Patient Voice Proposals Will Fail Without Resources, Says BMA
Government proposals to give patients and the public in England more say in the NHS are likely to fail because of insufficient resources, the BMA has said.
In its response to a Health Select Committee inquiry on public and patient involvement, the association’s Patient Liaison Group criticises government plans to replace current Patient Forums, and the Commission for Patient and Public Involvement in Health (CPPIH), with new Local Involvement Networks (LINks) without addressing resourcing issues.
Under the proposals, currently going through Parliament, there would be fewer LINks – one per local authority – than there are currently Patient Forums. Their running would be left to local arrangements, with no national guidelines on funding, or on who could be a member.
The BMA believes this could result in variations in quality between LINks, and the possibility of some of them being dominated by special interest groups.
The BMA response says that the Bill to create LINks fails to address in any detail their need for resources. It is understood that between £100,000 and £150,000 per annum could be allocated to each LINk. “This is not much if translated into salaries for a minimum number of staff, expenses for members, office accommodation and running expenses, let alone money for undertaking surveys of public opinion,” the response says.
The parent body for Patient Forums – the CPPIH – would also be scrapped.
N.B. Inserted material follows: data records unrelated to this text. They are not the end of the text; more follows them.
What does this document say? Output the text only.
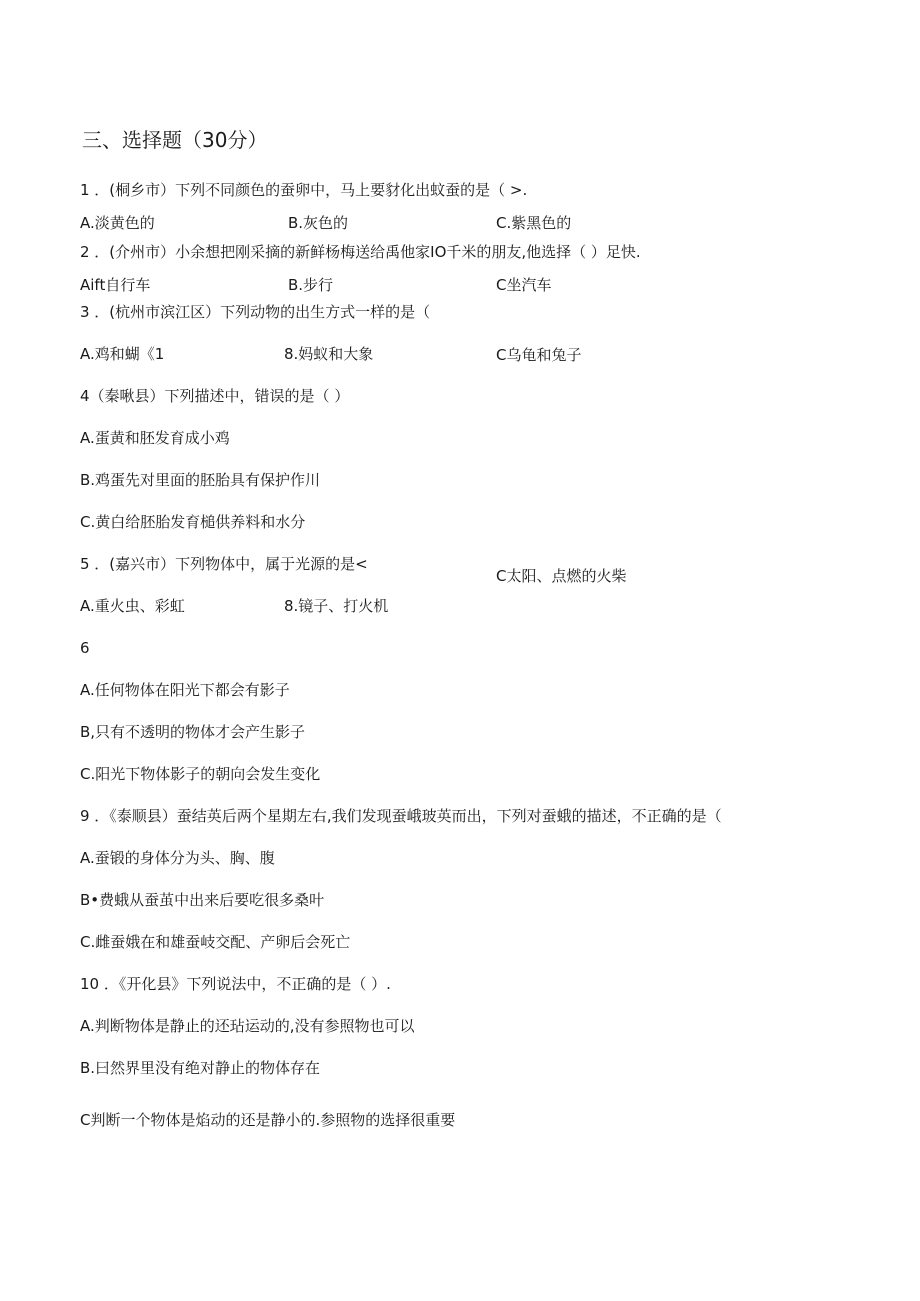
三、选择题（30分）
1 ．(桐乡市）下列不同颜色的蚕卵中，马上要豺化出蚊蚕的是（ >.
A.淡黄色的	B.灰色的	C.紫黑色的
2 ．(介州市）小余想把刚采摘的新鲜杨梅送给禹他家IO千米的朋友,他选择（ ）足快.
Aift自行车	B.步行	C坐汽车
3 ．(杭州市滨江区）下列动物的出生方式一样的是（
A.鸡和蝴《1	8.妈蚁和大象	C乌龟和兔子
4（秦啾县）下列描述中，错误的是（ ）
A.蛋黄和胚发育成小鸡
B.鸡蛋先对里面的胚胎具有保护作川
C.黄白给胚胎发育槌供养料和水分
5 ．(嘉兴市）下列物体中，属于光源的是<
A.重火虫、彩虹	8.镜子、打火机
C太阳、点燃的火柴
6
A.任何物体在阳光下都会有影子
B,只有不透明的物体才会产生影子
C.阳光下物体影子的朝向会发生变化
9 ．《泰顺县）蚕结英后两个星期左右,我们发现蚕峨玻英而出，下列对蚕蛾的描述，不正确的是（
A.蚕锻的身体分为头、胸、腹
B•费蛾从蚕茧中出来后要吃很多桑叶
C.雌蚕娥在和雄蚕岐交配、产卵后会死亡
10 ．《开化县》下列说法中，不正确的是（ ）.
A.判断物体是静止的还玷运动的,没有参照物也可以
B.曰然界里没有绝对静止的物体存在
C判断一个物体是焰动的还是静小的.参照物的选择很重要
The BMA is concerned that, under the proposals, there would be no overarching national body to facilitate the sharing of information between LINks.
Juliet Dunmur, deputy chair of the BMA Patient Liaison Group, says: “Many people would like a say in how their health services are run, but have never been given the opportunity. Getting the public involved will not happen through good intentions – it requires commitment and resources. If LINks are to have any real influence they will need much more support than their predecessors ever received.
“We support the government’s intention to strengthen the involvement of the public and patients in the planning and delivery of their local health and social services. However, we have concerns about the new structures proposed in this Bill.”
The BMA response expresses concern about the fact that the government apparently does not intend to formally connect LINKS with local NHS complaint systems, and says that foundation trusts appear to be failing in terms of public and patient involvement.